Kitne time mein fark nazar aata hai? Pharmaceutical combination therapy ke saath shedding 3 mahine mein stabilise hoti hai. Density improvement 4 se 6 mahine mein visible hoti hai. Peptide layer add karne se kuch patients earlier changes notice karte hain kyunke additional pathways cover hote hain, lekin dono ke combined results 6 se 12 mahine ke consistent use ke baad assess kiye jaate hain.
What This All Comes Down To
The 2019 RCT is real evidence. It is also incomplete evidence, measured with subjective endpoints, against pharmaceutical monotherapy, over a timeline that does not reflect the reality of a lifelong condition. Using it to dismiss Minoxidil entirely, or to justify replacing pharmaceutical treatment with a cosmetic serum, is the wrong conclusion to draw.
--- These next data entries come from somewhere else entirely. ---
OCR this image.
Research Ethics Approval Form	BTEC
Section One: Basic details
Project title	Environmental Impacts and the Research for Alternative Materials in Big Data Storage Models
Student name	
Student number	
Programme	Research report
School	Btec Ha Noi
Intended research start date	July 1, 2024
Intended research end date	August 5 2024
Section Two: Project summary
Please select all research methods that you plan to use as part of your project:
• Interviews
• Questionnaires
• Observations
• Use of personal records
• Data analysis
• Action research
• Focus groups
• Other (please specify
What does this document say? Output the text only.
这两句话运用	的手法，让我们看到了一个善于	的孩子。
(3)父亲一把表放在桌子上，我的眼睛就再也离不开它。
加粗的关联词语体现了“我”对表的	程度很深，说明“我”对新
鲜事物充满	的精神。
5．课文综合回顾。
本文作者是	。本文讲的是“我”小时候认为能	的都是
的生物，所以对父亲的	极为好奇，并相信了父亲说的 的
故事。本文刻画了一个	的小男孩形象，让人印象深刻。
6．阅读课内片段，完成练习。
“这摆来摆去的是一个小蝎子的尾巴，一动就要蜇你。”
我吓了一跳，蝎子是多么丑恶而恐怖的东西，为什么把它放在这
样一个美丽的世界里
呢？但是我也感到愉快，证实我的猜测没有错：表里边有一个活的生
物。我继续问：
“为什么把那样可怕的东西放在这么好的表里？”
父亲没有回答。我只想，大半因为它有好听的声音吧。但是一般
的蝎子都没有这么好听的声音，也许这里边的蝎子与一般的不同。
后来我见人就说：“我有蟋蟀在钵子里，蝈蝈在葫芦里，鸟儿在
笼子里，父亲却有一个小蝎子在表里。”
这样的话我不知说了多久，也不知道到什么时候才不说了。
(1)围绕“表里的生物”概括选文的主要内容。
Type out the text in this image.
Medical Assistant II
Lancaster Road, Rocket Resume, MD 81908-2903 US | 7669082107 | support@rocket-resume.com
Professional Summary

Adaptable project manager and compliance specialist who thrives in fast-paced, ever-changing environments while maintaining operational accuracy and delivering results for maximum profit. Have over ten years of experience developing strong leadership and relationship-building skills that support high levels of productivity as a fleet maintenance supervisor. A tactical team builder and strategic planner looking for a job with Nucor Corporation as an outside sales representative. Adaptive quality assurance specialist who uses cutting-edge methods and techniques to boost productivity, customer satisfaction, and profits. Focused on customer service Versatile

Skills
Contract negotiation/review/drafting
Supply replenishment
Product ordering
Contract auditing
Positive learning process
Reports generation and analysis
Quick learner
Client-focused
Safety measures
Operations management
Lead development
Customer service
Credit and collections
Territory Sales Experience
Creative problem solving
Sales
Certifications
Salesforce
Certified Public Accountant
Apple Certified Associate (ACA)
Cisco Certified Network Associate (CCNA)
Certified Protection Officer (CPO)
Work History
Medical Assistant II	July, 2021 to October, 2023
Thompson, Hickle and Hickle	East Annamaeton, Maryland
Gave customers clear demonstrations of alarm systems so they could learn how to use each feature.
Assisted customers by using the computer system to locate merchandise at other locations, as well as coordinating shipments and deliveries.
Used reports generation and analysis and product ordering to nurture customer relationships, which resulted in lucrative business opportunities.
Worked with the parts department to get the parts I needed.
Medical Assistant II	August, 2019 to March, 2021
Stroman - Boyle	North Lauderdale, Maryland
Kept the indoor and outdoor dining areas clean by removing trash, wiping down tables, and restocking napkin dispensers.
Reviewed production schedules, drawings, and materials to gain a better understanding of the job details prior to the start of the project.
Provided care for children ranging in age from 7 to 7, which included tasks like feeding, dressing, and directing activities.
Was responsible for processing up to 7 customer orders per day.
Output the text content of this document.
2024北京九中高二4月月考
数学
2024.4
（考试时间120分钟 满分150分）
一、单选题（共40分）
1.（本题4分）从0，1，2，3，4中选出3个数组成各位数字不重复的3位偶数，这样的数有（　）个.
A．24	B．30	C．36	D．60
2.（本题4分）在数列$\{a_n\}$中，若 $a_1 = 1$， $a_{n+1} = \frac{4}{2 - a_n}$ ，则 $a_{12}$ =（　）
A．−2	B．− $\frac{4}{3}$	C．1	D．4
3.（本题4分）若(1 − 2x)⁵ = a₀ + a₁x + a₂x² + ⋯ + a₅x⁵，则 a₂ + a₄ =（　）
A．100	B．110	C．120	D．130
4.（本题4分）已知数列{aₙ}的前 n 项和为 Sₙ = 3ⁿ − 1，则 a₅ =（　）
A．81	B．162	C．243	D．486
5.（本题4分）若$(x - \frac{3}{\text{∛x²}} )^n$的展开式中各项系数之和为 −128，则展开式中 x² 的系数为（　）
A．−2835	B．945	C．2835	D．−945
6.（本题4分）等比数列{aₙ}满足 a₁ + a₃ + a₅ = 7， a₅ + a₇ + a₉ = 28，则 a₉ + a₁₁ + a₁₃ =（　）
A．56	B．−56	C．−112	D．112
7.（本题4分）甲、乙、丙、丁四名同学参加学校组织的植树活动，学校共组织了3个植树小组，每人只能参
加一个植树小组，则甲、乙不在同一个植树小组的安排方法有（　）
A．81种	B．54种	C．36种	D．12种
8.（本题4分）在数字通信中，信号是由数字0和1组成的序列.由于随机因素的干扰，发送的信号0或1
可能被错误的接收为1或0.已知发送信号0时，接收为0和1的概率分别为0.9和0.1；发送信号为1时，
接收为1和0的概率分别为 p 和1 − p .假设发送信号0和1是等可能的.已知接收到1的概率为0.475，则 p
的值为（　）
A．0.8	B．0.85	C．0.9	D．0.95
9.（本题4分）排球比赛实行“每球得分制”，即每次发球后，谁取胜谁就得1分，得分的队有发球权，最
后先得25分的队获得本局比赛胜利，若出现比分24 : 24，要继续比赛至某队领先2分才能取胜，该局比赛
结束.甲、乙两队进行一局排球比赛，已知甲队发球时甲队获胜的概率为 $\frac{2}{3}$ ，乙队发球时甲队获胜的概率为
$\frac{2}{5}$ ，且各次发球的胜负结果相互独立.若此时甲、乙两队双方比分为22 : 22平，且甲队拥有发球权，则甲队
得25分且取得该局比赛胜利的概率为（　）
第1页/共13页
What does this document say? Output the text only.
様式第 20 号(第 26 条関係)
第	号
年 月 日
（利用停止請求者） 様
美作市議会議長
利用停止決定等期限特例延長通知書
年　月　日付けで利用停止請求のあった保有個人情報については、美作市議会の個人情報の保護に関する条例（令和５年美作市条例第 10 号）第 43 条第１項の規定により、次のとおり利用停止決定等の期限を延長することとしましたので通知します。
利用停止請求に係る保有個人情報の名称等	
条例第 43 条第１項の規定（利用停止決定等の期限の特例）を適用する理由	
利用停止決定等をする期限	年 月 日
The right conclusion is that peptide and botanical actives address biological pathways that Minoxidil and Finasteride do not. At 20% combined concentration, Regrow Xpert Actives 20% is formulated at doses that correspond to research thresholds, not trace amounts. Used alongside the Xtra Hair range, it fills the gaps in what pharmaceutical treatment covers. That layered protocol is the most defensible long-term approach for progressive hair loss, and it is the one that Radiance360 is transparent about advocating.